Blue Jacket (Indian name Weyapiersenwah, c. 1745-c. 1810) was a war chief of the Shawnee people, known for his militant defense of Shawnee lands in the Ohio Country. A prominent leader of a pan-tribal confederacy that fought several battles with the young United States, he was an important predecessor of the famous Shawnee leader Tecumseh.
Who was Blue Jacket?
Little is known of Blue Jacket's early life. In 1877, decades after his death, a story was published claiming that Blue Jacket was in fact a white man named Marmaduke Van Swearingen, who had been captured and adopted by the Shawnee around the time of the American Revolutionary War. This story was popularized in books written by Allan Eckert, and remains well known in Ohio, where an outdoor drama celebrating the life of the white Indian chief is performed year after year.
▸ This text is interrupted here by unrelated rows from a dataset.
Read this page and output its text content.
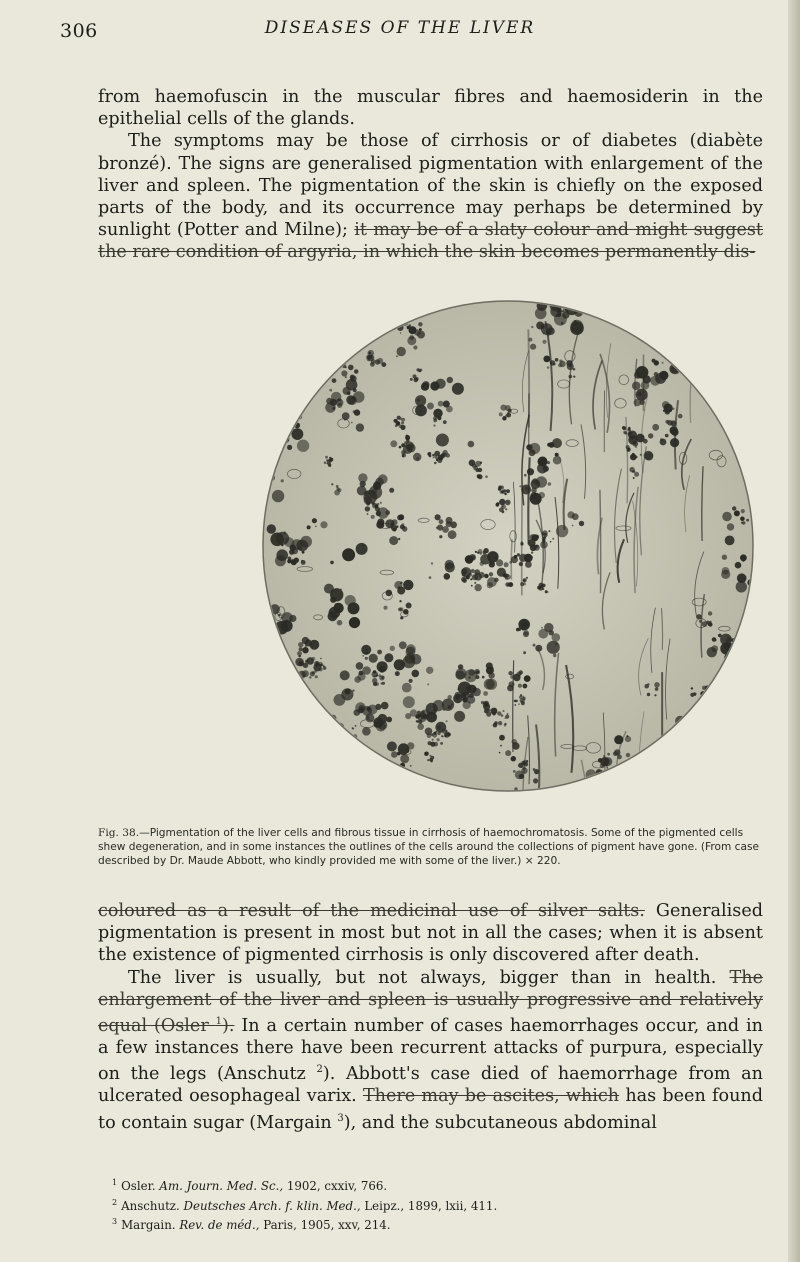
306	DISEASES OF THE LIVER

from haemofuscin in the muscular fibres and haemosiderin in the epithelial cells of the glands.

The symptoms may be those of cirrhosis or of diabetes (diabète bronzé). The signs are generalised pigmentation with enlargement of the liver and spleen. The pigmentation of the skin is chiefly on the exposed parts of the body, and its occurrence may perhaps be determined by sunlight (Potter and Milne); it may be of a slaty colour and might suggest the rare condition of argyria, in which the skin becomes permanently dis-

Fig. 38.—Pigmentation of the liver cells and fibrous tissue in cirrhosis of haemochromatosis. Some of the pigmented cells shew degeneration, and in some instances the outlines of the cells around the collections of pigment have gone. (From case described by Dr. Maude Abbott, who kindly provided me with some of the liver.) × 220.

coloured as a result of the medicinal use of silver salts. Generalised pigmentation is present in most but not in all the cases; when it is absent the existence of pigmented cirrhosis is only discovered after death.

The liver is usually, but not always, bigger than in health. The enlargement of the liver and spleen is usually progressive and relatively equal (Osler $^1$). In a certain number of cases haemorrhages occur, and in a few instances there have been recurrent attacks of purpura, especially on the legs (Anschutz $^2$). Abbott's case died of haemorrhage from an ulcerated oesophageal varix. There may be ascites, which has been found to contain sugar (Margain $^3$), and the subcutaneous abdominal

$^1$ Osler. Am. Journ. Med. Sc., 1902, cxxiv, 766.

$^2$ Anschutz. Deutsches Arch. f. klin. Med., Leipz., 1899, lxii, 411.

$^3$ Margain. Rev. de méd., Paris, 1905, xxv, 214.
Despite the persistence of this tale, many have questioned its authenticity. Academic historians such as Blue Jacket biographer John Sugden and the late Francis Jennings consider Eckert's books, which are billed as history, to be works of fiction. In 2000, DNA testing of the descendants of Blue Jacket and Van Swearingen gave additional support to the argument that Blue Jacket was not Van Swearingen. According to Sugden, nothing in the contemporary historical record indicates that Blue Jacket was anything other than a Shawnee Indian by birth.
Early career
Blue Jacket participated in Dunmore's War and the American Revolutionary War (allied with the British), always attempting to maintain Shawnee land rights. With the British defeat in the American Revolutionary War, the Shawnee lost valuable assistance in defending the Ohio Country. The struggle continued as white settlement in Ohio escalated, and Blue Jacket was a prominent leader of the resistance.
Harmar Expedition
St. Clair's Expedition
On November 3, 1791, a pan-tribal Indian army led by Blue Jacket and Miami Chief Little Turtle (Michikinikwa) inflicted a major defeat on an American expedition led by Arthur St. Clair, governor of the Northwest Territory. The battle, known as St. Clair's Defeat, was the crowning achievement of Blue Jacket's military career. Traditional accounts of the battle tend to give most of the credit for the victory to Little Turtle. John Sugden argues that Little Turtle's prominence is due in large measure to Little Turtle's self-promotion in later years.
Fallen Timbers
Blue Jacket's triumph was short-lived. The Americans were alarmed by St. Clair's Defeat, and raised a new professional army, commanded by General Anthony Wayne. On August 20, 1794, Blue Jacket's confederacy clashed with Wayne at the Battle of Fallen Timbers, just south of present-day Toledo, Ohio. Blue Jacket's army was defeated, and he was compelled to sign the Treaty of Greenville on August 3, 1795, ceding much of present-day Ohio to the United States. In 1805, Blue Jacket also signed the Treaty of Fort Industry, relinquishing even more of Ohio. In Blue Jacket's final years, he saw the rise to prominence of Tecumseh, who would take up the banner and make the final attempts to reclaim Shawnee lands in the Ohio Country.
Blue Jacket has Shawnee descendants to the present day.
Reference
- Sugden, John. Blue Jacket: Warrior of the Shawnees. University of Nebraska Press, 2000.